No one can predict exactly what your baby's birth will be like. You probably have some idea of what you hope will happen and may have talked to your doctor or midwife. But one of the best ways to learn about labor and birth-and let others know about your thoughts-is to write a birth plan. "A birth plan is a way for a patient to communicate to the healthcare provider what she envisions her birth experience will be like so she can have some input on the management of their labor," says Lynn Hoag, a nurse midwife at Northwestern Memorial Hospital in Chicago. 

Women have more birth options today than ever before. Some women want children to be as quick and painful as possible. On the other end of the spectrum are women who want naturally evolving labor with minimum medical involvement. Be aware that the choices you make early can affect what happens later. For example, getting pain medication (which can slow down labor) can result in your need to have pitocin (because labor is too slow), which could require internal monitoring (for which-if it hasn't happened already-your bag of waters will need to be broken). 

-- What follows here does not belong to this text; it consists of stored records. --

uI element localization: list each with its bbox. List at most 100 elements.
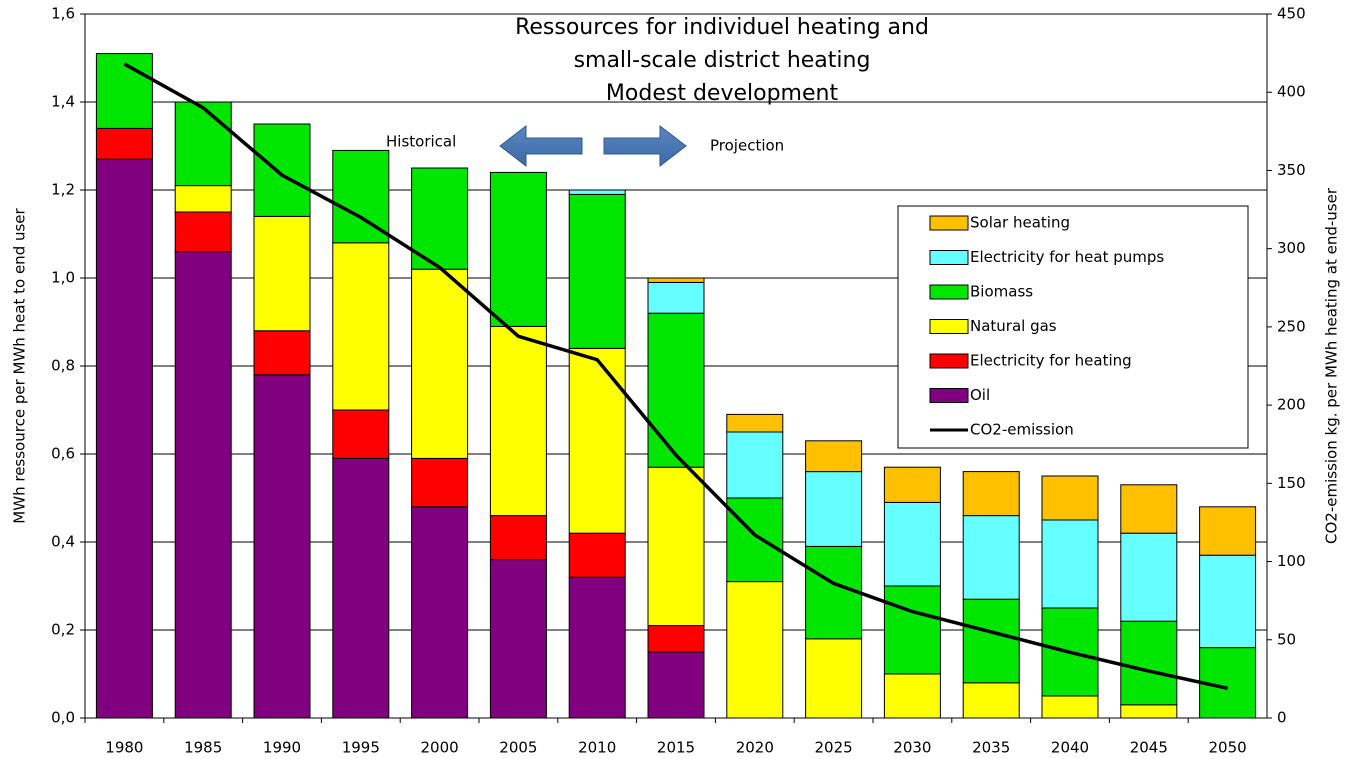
annotation: Projection bbox=[710, 137, 784, 155]
annotation: Historical bbox=[386, 133, 456, 151]
bar-segment bbox=[883, 673, 941, 719]
bar-segment bbox=[174, 251, 232, 719]
bar-segment bbox=[647, 281, 705, 314]
bar-segment bbox=[568, 193, 626, 349]
x-tick-label: 2020 bbox=[736, 739, 774, 757]
legend-swatch bbox=[929, 250, 969, 265]
y2-tick-label: 0 bbox=[1277, 709, 1287, 727]
y2-tick-label: 100 bbox=[1277, 552, 1306, 570]
bar-segment bbox=[95, 53, 153, 129]
y2-tick-label: 150 bbox=[1277, 474, 1306, 492]
y2-tick-label: 50 bbox=[1277, 630, 1296, 648]
bar-segment bbox=[1199, 506, 1257, 556]
x-tick-label: 2005 bbox=[499, 739, 537, 757]
x-tick-label: 2025 bbox=[815, 739, 853, 757]
y-tick-label: 0,2 bbox=[51, 621, 75, 639]
legend-label: Electricity for heating bbox=[970, 352, 1132, 370]
bar-segment bbox=[726, 413, 784, 433]
y2-tick-label: 200 bbox=[1277, 396, 1306, 414]
bar-segment bbox=[568, 347, 626, 534]
bar-segment bbox=[253, 330, 311, 376]
legend-label: CO2-emission bbox=[970, 421, 1074, 439]
y2-tick-label: 250 bbox=[1277, 317, 1306, 335]
legend-box bbox=[897, 205, 1249, 449]
bar-segment bbox=[1120, 620, 1178, 706]
bar-segment bbox=[332, 457, 390, 719]
y-tick-label: 1,4 bbox=[51, 93, 75, 111]
x-tick-label: 1980 bbox=[105, 739, 143, 757]
bar-segment bbox=[1120, 532, 1178, 622]
bar-segment bbox=[962, 471, 1020, 517]
bar-segment bbox=[411, 506, 469, 719]
bar-segment bbox=[647, 312, 705, 468]
bar-segment bbox=[489, 171, 547, 327]
bar-segment bbox=[95, 127, 153, 160]
x-tick-label: 1995 bbox=[342, 739, 380, 757]
bar-segment bbox=[805, 440, 863, 473]
y2-tick-label: 350 bbox=[1277, 161, 1306, 179]
legend-swatch bbox=[929, 215, 969, 231]
y2-tick-label: 300 bbox=[1277, 239, 1306, 257]
bar-segment bbox=[1041, 519, 1099, 609]
x-tick-label: 2000 bbox=[421, 739, 459, 757]
x-tick-label: 1990 bbox=[263, 739, 301, 757]
bar-segment bbox=[726, 431, 784, 499]
y2-axis-label: CO2-emission kg. per MWh heating at end-… bbox=[1323, 187, 1341, 544]
arrow-left bbox=[499, 124, 583, 168]
legend-label: Natural gas bbox=[970, 317, 1057, 335]
legend-label: Solar heating bbox=[970, 214, 1070, 232]
y-tick-label: 1,2 bbox=[51, 181, 75, 199]
bar-segment bbox=[489, 515, 547, 561]
bar-segment bbox=[411, 457, 469, 508]
bar-segment bbox=[568, 189, 626, 195]
y2-tick-label: 400 bbox=[1277, 83, 1306, 101]
legend-label: Biomass bbox=[970, 283, 1033, 301]
bar-segment bbox=[489, 325, 547, 517]
y-axis-label: MWh ressource per MWh heat to end user bbox=[11, 207, 29, 523]
chart-title: Ressources for individuel heating and bbox=[515, 15, 929, 40]
x-tick-label: 2035 bbox=[972, 739, 1010, 757]
bar-segment bbox=[489, 559, 547, 719]
legend-swatch bbox=[929, 353, 969, 369]
bar-segment bbox=[174, 211, 232, 253]
bar-segment bbox=[962, 598, 1020, 684]
bar-segment bbox=[883, 501, 941, 587]
x-tick-label: 2045 bbox=[1130, 739, 1168, 757]
bar-segment bbox=[647, 651, 705, 719]
x-tick-label: 2010 bbox=[578, 739, 616, 757]
bar-segment bbox=[411, 268, 469, 459]
bar-segment bbox=[95, 158, 153, 719]
y-tick-label: 0,8 bbox=[51, 357, 75, 375]
legend-swatch bbox=[929, 388, 969, 403]
legend-swatch bbox=[929, 319, 969, 334]
x-tick-label: 1985 bbox=[184, 739, 222, 757]
bar-segment bbox=[253, 374, 311, 719]
bar-segment bbox=[332, 242, 390, 411]
chart-title: Modest development bbox=[606, 81, 839, 106]
x-tick-label: 2015 bbox=[657, 739, 695, 757]
y-tick-label: 1,0 bbox=[51, 269, 75, 287]
bar-segment bbox=[962, 682, 1020, 719]
bar-segment bbox=[726, 581, 784, 719]
y-tick-label: 0,6 bbox=[51, 445, 75, 463]
bar-segment bbox=[568, 576, 626, 719]
bar-segment bbox=[174, 101, 232, 187]
bar-segment bbox=[883, 466, 941, 503]
bar-segment bbox=[805, 471, 863, 547]
bar-segment bbox=[1041, 475, 1099, 521]
legend-swatch bbox=[929, 284, 969, 300]
bar-segment bbox=[174, 185, 232, 213]
bar-segment bbox=[805, 545, 863, 640]
y2-tick-label: 450 bbox=[1277, 5, 1306, 23]
line-series bbox=[123, 62, 1228, 690]
y-tick-label: 1,6 bbox=[51, 5, 75, 23]
y-tick-label: 0,0 bbox=[51, 709, 75, 727]
bar-segment bbox=[647, 466, 705, 627]
bar-segment bbox=[1120, 484, 1178, 534]
x-tick-label: 2050 bbox=[1209, 739, 1247, 757]
x-tick-label: 2030 bbox=[893, 739, 931, 757]
plot-frame bbox=[84, 13, 1268, 719]
bar-segment bbox=[1120, 704, 1178, 719]
bar-segment bbox=[1041, 695, 1099, 719]
bar-segment bbox=[332, 409, 390, 459]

Your doctor of midwife may use birth plans routinely or hardly ever. They're more common in some places than others. You may want to begin the discussion by talking about a few issues at a time during your regular checkups. Your practitioner will also be able to tell you about what options your hospital or birth center offers. (This article has some of the possible options.) 

Paying attention to how you phrase the plan can be very helpful. A list of preference works better than confronting your health care team with options you don't want. Another way of saying, "I don't want to have any pain in labor," is to state, "When I get uncomfortable, I would like an epidural as soon as possible". If there are several practitioners in the practice, show your birth plan to all of them. 

Ask your practitioner about how to share your plan with the nurses and possible anesthesiologist at the birth. If it's written you may want to bring copies. 

Remember that your birth plan expresses your ideal scenario. It's important to remain flexible for your health and your baby's. Your individual labor and delivery may require last minute adjustments. You might want-and benefit from-medical help you thought you might not need.